Consider the triangles with \(2\)
vertices on \(AB\) and \(1\) vertex at either \(M\) or \(N\).
Consider the base of each such triangle to lie along \(AB\).
The numbers and lengths of these bases are the same as in Case 1.
Each of these triangles has height \(2\) since \(M\) and \(N\) are each a vertical distance of \(2\) from any base that lies along \(AB\).
The sum of the areas of all triangles having \(2\) vertices on \(AB\) and \(1\) vertex at \(M\) is \[\frac12\times2\times(1(7)+2(6)+3(5)+4(4)+5(3)+6(2)+7(1))=\frac12\times2\times84=84\]
Also, for each of these bases, the third vertex could also be \(N\).
Thus, the sum of the areas of all triangles having \(2\) vertices on \(AB\) and \(1\) vertex at either \(M\) or \(N\) is \(84\times2=168\).
In a similar way, the sum of the areas of all triangles having \(2\) vertices on \(CD\) and \(1\) vertex at either \(M\) or \(N\) is \(168\), and so the sum of the areas of all
triangles in Subcase 2(i) is \(168\times2=336\).
Subcase 2(ii): \(1\) vertex is on \(AB\), \(1\) vertex is on \(CD\), and \(1\) vertex is \(M\) or \(N\).
Consider two fixed points with integer coordinates, point \(P\) on \(AB\), and point \(Q\) on \(CD\).
In the diagram, \(\triangle PMQ\) and
\(\triangle PNQ\) are two such
triangles described by Subcase 2(ii).
The sum of the areas of \(\triangle PMQ\) and \(\triangle PNQ\) is equal to the sum of the areas of \(\triangle PMN\) and \(\triangle QMN\).
Consider the base of both \(\triangle
PMN\) and \(\triangle QMN\) to
be \(MN\), which has length \(7\). Then the height of each triangle is
\(2\).
Thus, the sum of the areas of \(\triangle
PMN\) and \(\triangle QMN\) is
\(2\times\frac12\times2\times7=14\).
There are \(8\) possible locations for
\(P\) and \(8\) possible locations for \(Q\), and thus \(8\times8=64\) different pairs of triangles
\(PMN\) and \(QMN\) whose areas have a sum of \(14\). (You should confirm for yourself that
this is true even when \(P\) is \((0,0)\) or \((7,0)\) and/or when \(Q\) is \((2,4)\) or \((9,4)\).) The sum of the areas of all
triangles in Subcase 2(ii) is \(14\times64=896\).
Case 3: the number of triangle vertices at \(M\) and \(N\) is \(2\).

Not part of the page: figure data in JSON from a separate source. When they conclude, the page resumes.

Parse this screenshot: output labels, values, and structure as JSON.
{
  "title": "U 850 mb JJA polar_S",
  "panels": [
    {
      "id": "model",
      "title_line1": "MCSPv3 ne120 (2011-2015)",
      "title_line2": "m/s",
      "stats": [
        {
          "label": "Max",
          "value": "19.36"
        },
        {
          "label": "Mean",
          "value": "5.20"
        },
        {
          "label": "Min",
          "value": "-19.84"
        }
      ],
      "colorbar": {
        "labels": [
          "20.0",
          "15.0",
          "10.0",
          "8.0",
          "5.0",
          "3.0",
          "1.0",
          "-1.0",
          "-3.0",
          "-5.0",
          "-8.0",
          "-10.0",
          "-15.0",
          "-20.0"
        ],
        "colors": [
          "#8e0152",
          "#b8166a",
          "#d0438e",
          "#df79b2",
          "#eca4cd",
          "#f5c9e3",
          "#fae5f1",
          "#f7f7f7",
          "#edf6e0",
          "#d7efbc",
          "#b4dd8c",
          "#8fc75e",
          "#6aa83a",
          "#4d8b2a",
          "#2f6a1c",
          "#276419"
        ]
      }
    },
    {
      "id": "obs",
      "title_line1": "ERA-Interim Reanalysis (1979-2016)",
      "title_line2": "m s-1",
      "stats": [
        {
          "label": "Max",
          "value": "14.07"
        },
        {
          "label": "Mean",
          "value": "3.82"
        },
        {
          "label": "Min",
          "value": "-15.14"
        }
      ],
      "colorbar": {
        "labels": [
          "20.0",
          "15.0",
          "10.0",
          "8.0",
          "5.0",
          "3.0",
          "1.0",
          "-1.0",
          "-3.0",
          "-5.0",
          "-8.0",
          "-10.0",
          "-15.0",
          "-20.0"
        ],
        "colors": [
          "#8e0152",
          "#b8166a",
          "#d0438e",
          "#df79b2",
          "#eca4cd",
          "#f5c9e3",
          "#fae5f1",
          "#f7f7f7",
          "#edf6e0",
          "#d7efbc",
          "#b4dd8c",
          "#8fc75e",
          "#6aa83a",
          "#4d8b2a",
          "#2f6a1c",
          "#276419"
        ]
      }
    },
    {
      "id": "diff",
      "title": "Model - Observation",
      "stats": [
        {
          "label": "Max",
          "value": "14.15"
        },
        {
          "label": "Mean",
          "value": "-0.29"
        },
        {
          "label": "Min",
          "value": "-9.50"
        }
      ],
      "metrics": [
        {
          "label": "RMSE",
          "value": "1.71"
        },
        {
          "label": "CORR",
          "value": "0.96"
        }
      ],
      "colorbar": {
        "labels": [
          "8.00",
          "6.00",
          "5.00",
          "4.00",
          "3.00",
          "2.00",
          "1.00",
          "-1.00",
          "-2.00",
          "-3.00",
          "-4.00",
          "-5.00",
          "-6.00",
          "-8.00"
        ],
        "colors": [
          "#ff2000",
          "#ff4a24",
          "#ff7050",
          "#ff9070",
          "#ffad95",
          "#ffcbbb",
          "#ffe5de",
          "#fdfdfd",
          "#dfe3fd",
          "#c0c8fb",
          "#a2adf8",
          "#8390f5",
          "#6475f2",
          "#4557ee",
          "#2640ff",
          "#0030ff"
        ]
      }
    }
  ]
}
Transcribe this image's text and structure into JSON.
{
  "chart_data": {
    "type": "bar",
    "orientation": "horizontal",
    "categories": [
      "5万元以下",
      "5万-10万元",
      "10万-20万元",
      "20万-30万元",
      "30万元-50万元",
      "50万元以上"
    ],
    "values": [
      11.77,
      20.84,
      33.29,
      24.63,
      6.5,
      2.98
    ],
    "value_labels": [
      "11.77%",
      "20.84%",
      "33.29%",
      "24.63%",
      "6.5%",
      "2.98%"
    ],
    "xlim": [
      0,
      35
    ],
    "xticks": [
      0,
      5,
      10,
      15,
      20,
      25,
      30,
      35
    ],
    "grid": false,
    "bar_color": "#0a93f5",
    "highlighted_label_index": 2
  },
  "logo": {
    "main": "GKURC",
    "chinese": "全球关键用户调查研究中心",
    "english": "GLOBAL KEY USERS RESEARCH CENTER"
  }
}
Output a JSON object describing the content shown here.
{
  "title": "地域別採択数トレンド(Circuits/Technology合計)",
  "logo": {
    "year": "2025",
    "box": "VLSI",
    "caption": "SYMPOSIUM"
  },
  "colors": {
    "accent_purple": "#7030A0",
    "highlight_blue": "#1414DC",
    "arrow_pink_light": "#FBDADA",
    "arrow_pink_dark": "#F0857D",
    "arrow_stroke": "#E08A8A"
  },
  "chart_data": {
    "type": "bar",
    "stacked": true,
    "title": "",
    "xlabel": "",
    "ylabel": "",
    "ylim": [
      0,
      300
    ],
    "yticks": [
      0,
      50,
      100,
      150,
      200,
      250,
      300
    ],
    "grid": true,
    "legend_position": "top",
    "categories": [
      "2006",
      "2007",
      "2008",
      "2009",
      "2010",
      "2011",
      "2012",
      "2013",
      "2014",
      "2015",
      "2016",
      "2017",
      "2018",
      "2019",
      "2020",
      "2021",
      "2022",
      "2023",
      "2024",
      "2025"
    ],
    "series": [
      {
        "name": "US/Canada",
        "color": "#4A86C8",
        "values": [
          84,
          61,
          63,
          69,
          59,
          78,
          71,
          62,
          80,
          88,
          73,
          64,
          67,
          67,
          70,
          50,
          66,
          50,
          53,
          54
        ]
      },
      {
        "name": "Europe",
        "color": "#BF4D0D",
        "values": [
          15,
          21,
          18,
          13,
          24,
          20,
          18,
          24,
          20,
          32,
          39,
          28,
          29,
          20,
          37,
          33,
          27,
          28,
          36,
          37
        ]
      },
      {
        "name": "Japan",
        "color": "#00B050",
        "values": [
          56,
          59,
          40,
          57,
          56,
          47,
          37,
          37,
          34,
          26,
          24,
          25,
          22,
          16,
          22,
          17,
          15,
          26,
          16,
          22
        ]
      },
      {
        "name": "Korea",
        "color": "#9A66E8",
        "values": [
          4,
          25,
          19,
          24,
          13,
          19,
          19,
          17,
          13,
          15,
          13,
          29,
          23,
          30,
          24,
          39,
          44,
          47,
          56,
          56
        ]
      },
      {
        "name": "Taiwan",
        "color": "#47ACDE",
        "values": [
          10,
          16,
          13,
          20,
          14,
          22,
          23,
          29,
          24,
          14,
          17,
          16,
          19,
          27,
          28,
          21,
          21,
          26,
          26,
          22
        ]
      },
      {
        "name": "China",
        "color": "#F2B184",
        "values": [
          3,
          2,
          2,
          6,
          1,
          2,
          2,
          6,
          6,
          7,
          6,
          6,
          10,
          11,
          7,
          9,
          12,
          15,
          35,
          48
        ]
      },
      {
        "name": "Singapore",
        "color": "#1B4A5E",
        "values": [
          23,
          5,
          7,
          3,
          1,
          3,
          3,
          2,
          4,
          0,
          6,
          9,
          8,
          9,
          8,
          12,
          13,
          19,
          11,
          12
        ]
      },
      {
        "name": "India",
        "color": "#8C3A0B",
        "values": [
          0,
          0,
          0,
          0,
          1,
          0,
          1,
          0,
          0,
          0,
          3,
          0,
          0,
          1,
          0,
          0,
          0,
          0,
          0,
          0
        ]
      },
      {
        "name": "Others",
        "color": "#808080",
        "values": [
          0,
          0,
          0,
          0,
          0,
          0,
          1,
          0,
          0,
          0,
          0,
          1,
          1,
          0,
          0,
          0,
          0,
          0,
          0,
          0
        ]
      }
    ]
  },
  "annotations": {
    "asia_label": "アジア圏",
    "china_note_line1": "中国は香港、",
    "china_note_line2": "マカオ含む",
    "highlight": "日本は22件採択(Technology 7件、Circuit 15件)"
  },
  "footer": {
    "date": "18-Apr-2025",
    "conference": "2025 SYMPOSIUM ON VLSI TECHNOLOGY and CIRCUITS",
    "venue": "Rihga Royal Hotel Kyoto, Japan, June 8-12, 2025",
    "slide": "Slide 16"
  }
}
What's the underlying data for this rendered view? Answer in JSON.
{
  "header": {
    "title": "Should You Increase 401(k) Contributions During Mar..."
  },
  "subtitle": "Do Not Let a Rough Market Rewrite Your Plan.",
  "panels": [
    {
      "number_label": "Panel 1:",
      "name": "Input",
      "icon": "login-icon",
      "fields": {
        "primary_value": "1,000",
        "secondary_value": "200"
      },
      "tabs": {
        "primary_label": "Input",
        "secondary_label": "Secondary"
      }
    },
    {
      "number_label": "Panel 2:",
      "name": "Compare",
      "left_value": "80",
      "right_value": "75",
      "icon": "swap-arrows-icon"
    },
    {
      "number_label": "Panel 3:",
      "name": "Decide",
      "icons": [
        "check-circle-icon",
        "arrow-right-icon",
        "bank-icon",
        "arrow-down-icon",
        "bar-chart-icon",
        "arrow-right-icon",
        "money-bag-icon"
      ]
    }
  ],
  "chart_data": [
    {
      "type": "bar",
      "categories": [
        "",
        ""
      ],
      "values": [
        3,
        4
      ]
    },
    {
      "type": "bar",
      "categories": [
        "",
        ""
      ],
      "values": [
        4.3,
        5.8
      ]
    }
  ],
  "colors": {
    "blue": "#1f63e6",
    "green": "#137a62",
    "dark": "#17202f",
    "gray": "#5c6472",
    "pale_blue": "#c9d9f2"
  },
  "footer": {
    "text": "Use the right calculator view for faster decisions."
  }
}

In this case, \(1\) vertex is on
\(AB\) (or on \(CD\)), \(1\) vertex is \(M\), and \(1\) vertex is \(N\).
Consider the triangles with vertices \(M\), \(N\), and \(1\) vertex on \(AB\).
Consider the base of each such triangle to be \(MN=7\). Then each triangle has height \(2\).
Since there are \(8\) possible vertices
on \(AB\), then the sum of all such
triangles is \(\frac12\times2\times7\times8=56\). In a
similar way, the sum of the areas of all triangles having vertices \(M\), \(N\), and \(1\) vertex on \(CD\) is also \(56\), and so the sum of the areas of all
triangles in Case 3 is \(56\times2=112\).
The sum of the areas of all triangles whose vertices have integer coordinates and lie on the perimeter of \(ABCD\) is \(2688+336+896+112=4032\).